And, like the EPM power bills that make it cheaper and easier to steal than pay (even though you might die), we’re living in a world right now where it’s cheaper and easier to drive through at McDonald’s than find something healthier and more nutritious (even though it might impact your long-term health).
It’s all cheaper on the front end, with enormous costs on the back end.
Over time, unhealthy eating creates later-stage life health issues. Eating too many processed sugars puts you at risk of developing obesity and diabetes. Spend too many years eating nothing but red meat, your cholesterol and blood pressure will likely suffer. Yes, industrial agriculture brought food to the masses, but associated costs are just now becoming clear.
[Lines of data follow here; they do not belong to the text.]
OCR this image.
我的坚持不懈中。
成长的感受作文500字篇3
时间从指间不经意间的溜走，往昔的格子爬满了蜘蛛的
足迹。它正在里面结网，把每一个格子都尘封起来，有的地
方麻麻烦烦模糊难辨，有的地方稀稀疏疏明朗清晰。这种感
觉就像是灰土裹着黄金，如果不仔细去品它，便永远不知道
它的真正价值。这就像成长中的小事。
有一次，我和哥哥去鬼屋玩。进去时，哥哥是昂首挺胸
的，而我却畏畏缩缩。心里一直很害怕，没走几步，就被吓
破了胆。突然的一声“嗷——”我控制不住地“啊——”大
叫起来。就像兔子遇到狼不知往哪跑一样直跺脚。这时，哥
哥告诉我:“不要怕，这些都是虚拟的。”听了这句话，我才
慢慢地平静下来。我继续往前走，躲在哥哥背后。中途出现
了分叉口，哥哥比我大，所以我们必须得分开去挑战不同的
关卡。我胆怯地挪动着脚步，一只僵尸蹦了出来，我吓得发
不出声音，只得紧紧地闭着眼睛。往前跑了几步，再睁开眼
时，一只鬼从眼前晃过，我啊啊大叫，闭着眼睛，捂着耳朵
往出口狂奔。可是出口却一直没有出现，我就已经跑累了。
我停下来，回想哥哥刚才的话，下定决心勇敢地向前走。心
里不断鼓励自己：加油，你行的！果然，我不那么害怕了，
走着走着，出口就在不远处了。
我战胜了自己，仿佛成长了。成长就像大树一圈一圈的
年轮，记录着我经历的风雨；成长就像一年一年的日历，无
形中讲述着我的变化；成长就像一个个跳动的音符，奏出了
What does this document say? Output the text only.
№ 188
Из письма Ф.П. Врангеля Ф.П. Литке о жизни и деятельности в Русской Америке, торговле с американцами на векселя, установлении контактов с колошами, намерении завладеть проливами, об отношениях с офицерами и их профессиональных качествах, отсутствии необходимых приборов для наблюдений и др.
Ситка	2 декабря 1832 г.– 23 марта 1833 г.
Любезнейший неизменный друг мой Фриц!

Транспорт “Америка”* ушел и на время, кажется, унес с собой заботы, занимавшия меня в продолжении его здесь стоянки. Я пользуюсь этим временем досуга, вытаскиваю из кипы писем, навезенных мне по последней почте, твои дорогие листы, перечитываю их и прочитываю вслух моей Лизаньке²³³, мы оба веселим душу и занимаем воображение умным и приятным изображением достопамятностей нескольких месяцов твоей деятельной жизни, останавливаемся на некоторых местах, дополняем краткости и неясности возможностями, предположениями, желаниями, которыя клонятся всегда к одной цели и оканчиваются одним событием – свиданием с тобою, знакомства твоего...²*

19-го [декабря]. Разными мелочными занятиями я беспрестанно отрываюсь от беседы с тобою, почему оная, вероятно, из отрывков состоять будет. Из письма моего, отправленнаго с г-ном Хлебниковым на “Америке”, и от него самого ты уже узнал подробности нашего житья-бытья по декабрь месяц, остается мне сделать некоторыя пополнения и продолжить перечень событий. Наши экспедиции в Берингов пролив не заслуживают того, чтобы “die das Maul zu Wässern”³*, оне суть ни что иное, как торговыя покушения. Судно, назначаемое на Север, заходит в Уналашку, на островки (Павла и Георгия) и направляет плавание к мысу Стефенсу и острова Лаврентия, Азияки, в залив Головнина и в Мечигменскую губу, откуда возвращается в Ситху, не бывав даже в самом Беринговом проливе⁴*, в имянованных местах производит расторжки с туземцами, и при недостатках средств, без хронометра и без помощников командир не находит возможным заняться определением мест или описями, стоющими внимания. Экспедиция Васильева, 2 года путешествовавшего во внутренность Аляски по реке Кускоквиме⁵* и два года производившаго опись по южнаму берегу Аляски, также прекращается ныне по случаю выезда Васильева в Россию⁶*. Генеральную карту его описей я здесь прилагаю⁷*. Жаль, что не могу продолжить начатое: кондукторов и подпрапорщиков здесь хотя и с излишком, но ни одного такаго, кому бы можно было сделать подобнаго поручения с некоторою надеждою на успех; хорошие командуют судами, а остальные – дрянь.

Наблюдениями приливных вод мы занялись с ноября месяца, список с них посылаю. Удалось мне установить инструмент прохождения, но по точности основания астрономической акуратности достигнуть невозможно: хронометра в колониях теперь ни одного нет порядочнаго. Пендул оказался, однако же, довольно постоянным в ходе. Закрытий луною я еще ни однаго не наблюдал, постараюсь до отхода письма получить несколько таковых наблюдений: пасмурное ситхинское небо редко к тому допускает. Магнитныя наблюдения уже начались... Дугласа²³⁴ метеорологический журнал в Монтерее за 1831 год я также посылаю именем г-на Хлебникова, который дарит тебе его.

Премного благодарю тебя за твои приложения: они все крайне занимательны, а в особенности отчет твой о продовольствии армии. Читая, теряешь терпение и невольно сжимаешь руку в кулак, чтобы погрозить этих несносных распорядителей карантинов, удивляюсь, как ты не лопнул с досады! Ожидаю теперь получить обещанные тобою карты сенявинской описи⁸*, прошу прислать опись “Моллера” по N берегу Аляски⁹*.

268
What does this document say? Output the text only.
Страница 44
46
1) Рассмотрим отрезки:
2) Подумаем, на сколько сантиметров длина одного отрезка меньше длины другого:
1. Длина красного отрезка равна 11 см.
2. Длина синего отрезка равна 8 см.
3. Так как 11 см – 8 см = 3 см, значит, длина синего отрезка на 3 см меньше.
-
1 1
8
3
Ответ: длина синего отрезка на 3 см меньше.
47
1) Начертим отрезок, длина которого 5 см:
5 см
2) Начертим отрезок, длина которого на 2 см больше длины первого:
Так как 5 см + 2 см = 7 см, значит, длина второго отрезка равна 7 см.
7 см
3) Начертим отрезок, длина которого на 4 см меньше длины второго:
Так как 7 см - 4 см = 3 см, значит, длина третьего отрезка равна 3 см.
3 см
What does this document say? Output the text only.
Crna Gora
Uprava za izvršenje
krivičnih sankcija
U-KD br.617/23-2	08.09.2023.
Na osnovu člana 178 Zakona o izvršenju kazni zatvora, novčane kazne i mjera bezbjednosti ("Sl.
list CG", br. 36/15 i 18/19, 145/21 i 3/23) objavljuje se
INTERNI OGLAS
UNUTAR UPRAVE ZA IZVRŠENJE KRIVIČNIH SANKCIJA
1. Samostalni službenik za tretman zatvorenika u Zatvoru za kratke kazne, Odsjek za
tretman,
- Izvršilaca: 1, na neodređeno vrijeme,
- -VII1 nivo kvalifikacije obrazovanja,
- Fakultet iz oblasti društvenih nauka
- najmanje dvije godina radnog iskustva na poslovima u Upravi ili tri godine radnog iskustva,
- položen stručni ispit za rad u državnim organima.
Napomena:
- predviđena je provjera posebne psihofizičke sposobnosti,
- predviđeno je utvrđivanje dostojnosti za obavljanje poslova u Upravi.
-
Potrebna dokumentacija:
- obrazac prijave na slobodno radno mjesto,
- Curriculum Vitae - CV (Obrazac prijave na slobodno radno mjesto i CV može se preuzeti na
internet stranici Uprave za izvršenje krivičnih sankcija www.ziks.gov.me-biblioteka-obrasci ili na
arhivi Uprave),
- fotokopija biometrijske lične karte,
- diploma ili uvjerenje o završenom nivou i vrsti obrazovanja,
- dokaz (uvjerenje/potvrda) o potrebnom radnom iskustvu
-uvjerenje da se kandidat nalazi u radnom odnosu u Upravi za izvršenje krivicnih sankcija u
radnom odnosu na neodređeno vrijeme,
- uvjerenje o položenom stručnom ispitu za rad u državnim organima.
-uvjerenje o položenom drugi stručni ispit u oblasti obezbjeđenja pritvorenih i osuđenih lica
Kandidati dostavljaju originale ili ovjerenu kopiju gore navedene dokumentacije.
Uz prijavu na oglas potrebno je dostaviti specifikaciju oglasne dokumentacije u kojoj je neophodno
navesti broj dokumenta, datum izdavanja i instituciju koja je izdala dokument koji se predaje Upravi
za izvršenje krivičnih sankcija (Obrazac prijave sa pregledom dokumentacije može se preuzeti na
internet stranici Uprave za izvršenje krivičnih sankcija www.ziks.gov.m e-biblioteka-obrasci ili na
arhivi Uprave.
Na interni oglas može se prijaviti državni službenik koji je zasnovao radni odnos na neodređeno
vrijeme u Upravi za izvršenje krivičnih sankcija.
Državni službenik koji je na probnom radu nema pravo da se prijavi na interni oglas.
How do we solve this? The answer is innovation. We must make it cheaper and easier to adopt better food than it is now. We need a new approach to food that understands consumers base a significant amount of their purchase decisions on price. We must make good, healthy options cheaper and more attractive than today’s “bad” foods. When food tastes good, you’re going to eat it. And if it’s less expensive, you’re going to buy it. If more nutrition is cheaper than junk food, you will also eat that.
It’s about more than just new food technology. The real solution here is in access. Access to better food, access to cheaper food, and access to education around the root causes of these conditions. We need to make it easier for people to access better food, just like the IRS needs to make it easier for people to pay their taxes.